24.07. – 31.07.2022

Fischertagsverein

Bäßlere (Beasembäs)

Karolina Bäßler, geb. Wintergerst, wurde im Jahr 1865 am "siebenten September, früh 3 Uhr" unehelich geboren. Ihre Mutter war Juliane Elisabetha Wintergerst, ihr Vater "laut gerichtl. Mittheilung vom 30. Okt. 1865 Valentin Fürst, Malergehilfe". Dieser verzog noch im selben Jahr nach Nürnberg. Am 10. September wurde die kleine Karolina in der Memminger Martinskirche von Pfarrer Dr. Prinzing getauft. Ihre Paten waren der Schuhmacher Jacob Wahl und dessen Ehefrau Regina Wahl. Karolina wohnte mit ihrer Mutter zunächst in der Zwinggasse 6 oder 12 (unterschiedliche Angaben im Taufbuch von St. Martin und im Einwohnerbuch). Am 2. Dezember 1899 heiratete sie in St. Martin den Taglöhner Friedrich Bäßler (geboren am 08. September 1869). Die Ehe blieb vermutlich kinderlos. Die Familie ist mehrfach umgezogen. Zumindest ist Friedrich Bäßler und damit wohl auch seine Ehefrau unter verschiedenen Adressen in den Memminger Einwohnerbüchern zu finden. (1911: "Bäßler Friedrich, Taglöhner, Benninger Str. 15"; 1913: "Invalidenrentner, Kaiserpromenade 7"; 1920 / 1926 / 1929: "Invalide bzw. Invalidenrentner, Äußere Lindauer Str. 2"). Friedrich Bäßler verstarb am 14. Juli 1929 im Alter von 60 Jahren an "Herzschwäche". Die letzte Wohnung von Karolina Bäßler, die als städtische Straßenkehrerin arbeitete, war lt. Einwohnerbuch von 1931 in der Äußeren Ulmer Str. 16 ¼ . Gemeinsam mit anderen Beschäftigten der Stadt Memmingen wohnte sie in diesem städtischen Gebäude.
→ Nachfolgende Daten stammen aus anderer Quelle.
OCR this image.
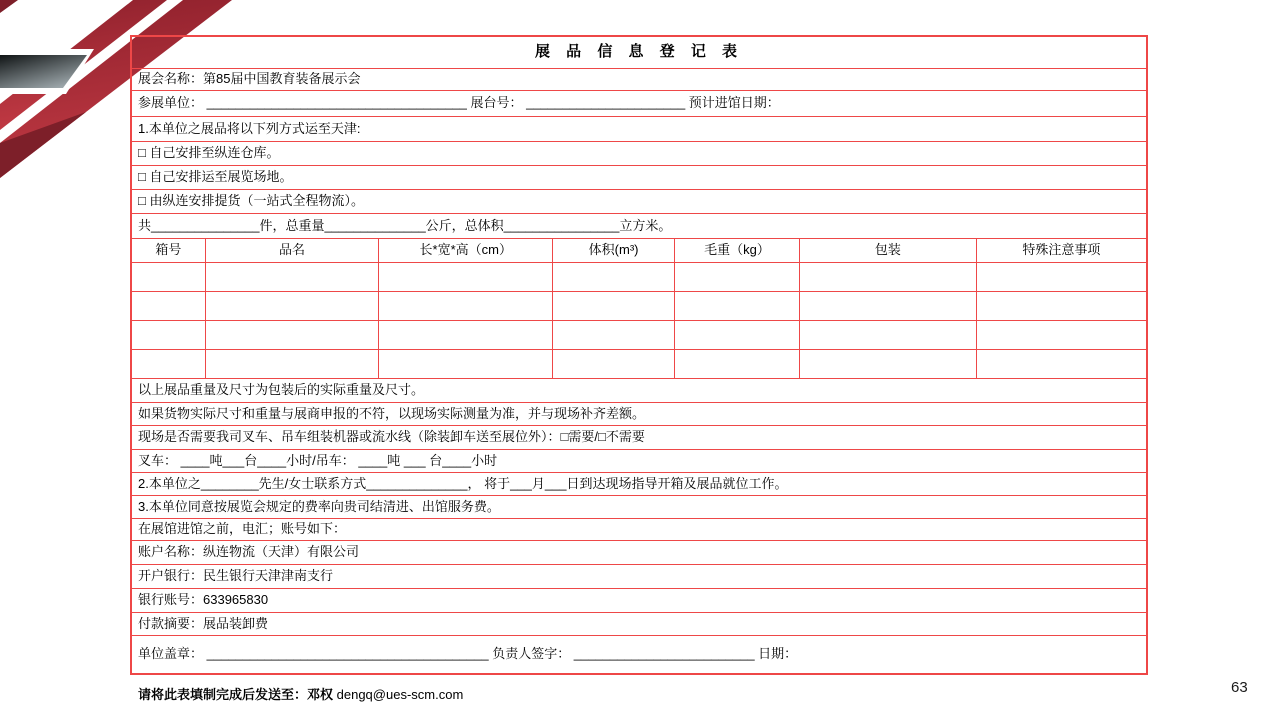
展 品 信 息 登 记 表						
展会名称：第85届中国教育装备展示会						
参展单位： ____________________________________ 展台号： ______________________ 预计进馆日期：						
1.本单位之展品将以下列方式运至天津:						
□ 自己安排至纵连仓库。						
□ 自己安排运至展览场地。						
□ 由纵连安排提货（一站式全程物流）。						
共_______________件，总重量______________公斤，总体积________________立方米。						
箱号	品名	长*宽*高（cm）	体积(m³)	毛重（kg）	包装	特殊注意事项

以上展品重量及尺寸为包装后的实际重量及尺寸。						
如果货物实际尺寸和重量与展商申报的不符，以现场实际测量为准，并与现场补齐差额。						
现场是否需要我司叉车、吊车组装机器或流水线（除装卸车送至展位外）：□需要/□不需要						
叉车： ____吨___台____小时/吊车： ____吨 ___ 台____小时						
2.本单位之________先生/女士联系方式______________， 将于___月___日到达现场指导开箱及展品就位工作。						
3.本单位同意按展览会规定的费率向贵司结清进、出馆服务费。						
在展馆进馆之前，电汇；账号如下：						
账户名称：纵连物流（天津）有限公司						
开户银行：民生银行天津津南支行						
银行账号：633965830						
付款摘要：展品装卸费						
单位盖章： _______________________________________ 负责人签字： _________________________ 日期：						
请将此表填制完成后发送至：邓权 dengq@ues-scm.com	63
In seinem Gedicht "Bäßlere (Beasembäs)" beschreibt F. W. Hermann eine lebenslustige Frau, die immer wieder zu Scherzen aufgelegt war. So "ritt" sie auf dem Besenstiel über den Hallhof oder präsentierte ihr Arbeitsgerät, wenn z.B. ein Verein vorbeimarschierte. Ihr Leben endete tragisch. Entgegen der immer wieder erzählten Version der Gruppe Memminger Stadtbachhexen ist sie jedoch nicht im Stadtbach ertrunken. Trotz des damals noch recht überschaubaren Straßenverkehrs wurde sie in der Nähe ihrer Wohnung von einem Auto überfahren. Im Bestattungsbuch von St. Martin lesen wir dazu: "gestorben 15. Mai 1935 (Städt. Krankenhaus); Sozialrentnerin; im Alter von 70 J. 9 Mon; infolge Autounfall, Kopfverletzung, innere Blutung, Herzmuskelentartung & -schwäche; beerdigt von Pfr. von Ammon auf Waldfriedhof".
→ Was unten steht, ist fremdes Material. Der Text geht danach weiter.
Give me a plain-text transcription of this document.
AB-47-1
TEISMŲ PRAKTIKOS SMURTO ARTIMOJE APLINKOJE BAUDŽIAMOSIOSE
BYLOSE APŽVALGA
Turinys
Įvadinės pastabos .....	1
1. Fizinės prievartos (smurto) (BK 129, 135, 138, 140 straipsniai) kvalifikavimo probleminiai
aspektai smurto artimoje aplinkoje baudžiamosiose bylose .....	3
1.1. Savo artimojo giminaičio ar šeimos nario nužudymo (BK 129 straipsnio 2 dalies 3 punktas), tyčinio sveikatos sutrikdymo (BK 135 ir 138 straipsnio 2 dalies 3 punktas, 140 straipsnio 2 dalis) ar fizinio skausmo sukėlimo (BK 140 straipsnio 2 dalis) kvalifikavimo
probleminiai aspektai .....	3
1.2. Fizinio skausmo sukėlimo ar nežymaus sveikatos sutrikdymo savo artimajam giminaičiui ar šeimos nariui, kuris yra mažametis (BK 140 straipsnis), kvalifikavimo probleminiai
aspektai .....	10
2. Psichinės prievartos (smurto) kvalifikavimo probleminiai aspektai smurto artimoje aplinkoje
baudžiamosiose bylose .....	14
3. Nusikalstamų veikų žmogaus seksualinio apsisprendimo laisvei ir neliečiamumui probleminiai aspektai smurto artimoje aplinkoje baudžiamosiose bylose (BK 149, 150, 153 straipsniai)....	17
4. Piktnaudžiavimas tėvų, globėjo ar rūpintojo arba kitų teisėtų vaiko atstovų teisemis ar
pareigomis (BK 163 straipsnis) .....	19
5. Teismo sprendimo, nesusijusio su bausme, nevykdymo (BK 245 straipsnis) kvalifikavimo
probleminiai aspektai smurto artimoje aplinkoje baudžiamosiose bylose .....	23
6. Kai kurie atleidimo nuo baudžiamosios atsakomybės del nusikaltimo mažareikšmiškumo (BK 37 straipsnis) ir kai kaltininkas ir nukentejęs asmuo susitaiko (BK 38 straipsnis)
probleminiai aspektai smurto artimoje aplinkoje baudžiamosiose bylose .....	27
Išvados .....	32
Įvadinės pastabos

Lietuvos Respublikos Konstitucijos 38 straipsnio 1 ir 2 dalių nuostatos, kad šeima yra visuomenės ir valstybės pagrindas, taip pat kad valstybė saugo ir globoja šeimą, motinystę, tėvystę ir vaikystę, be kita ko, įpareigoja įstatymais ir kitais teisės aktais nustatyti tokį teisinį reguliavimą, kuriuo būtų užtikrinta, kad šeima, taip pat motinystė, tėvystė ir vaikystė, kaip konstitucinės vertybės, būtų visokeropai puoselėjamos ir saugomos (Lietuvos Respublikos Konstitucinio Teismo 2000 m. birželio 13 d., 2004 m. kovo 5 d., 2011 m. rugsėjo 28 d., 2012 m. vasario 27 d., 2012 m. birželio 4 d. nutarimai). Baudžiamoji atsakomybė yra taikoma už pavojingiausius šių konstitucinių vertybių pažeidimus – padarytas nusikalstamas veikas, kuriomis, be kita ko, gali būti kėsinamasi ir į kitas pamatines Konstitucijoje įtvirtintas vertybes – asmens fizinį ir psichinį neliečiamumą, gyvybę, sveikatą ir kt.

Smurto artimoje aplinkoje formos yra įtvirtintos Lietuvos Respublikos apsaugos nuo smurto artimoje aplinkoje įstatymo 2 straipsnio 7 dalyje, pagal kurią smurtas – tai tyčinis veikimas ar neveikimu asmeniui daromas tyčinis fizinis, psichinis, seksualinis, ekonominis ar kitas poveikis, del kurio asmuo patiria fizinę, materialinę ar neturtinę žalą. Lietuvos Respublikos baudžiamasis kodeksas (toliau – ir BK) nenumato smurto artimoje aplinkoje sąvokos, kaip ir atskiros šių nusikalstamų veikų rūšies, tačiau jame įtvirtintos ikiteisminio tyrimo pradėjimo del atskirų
Die Memminger Zeitung widmete ihr in der Ausgabe vom 16. Mai 1935 einen Nachruf:
"Tödlicher Verkehrsunfall. Im Krankenhaus ist die 70jährige Frau Karolina Bäßler an den Folgen schwerer Verletzungen, die sie durch einen Verkehrsunfall erlitten hatte, gestorben. Dienstag abends war durch das Ulmer Tor stadtauswärts ein auswärtiger Personenwagen gefahren. Seine Fahrgeschwindigkeit war so groß, daß der Lenker nicht mehr zum Halten kam, als Frau Bäßler kurz vor ihm die Straße überquerte. Wohl gab er Hupenzeichen und riß auch den Wagen scharf nach links; aber Frau Bäßler wurde doch noch erfaßt und einige Meter weit geschleift. Schwerverletzt wurde die Frau ins Krankenhaus eingeliefert, wo sie bald ihren Verletzungen erlag. Frau Bäßler war eine weitbekannte Persönlichkeit; sie war ein echtes Kleinstadtoriginal, wie wir es heute selten mehr finden. Jedes Kind kannte die lustige Frau, die so fein zu singen und den Besen zu schwingen verstand. Daß sie jetzt auf so traurige Weise aus ihrem Leben, das sie so geliebt, gerissen wurde, wird allgemein bedauert. Die Beerdigung findet am Samstag Nachmittag um 2 Uhr statt."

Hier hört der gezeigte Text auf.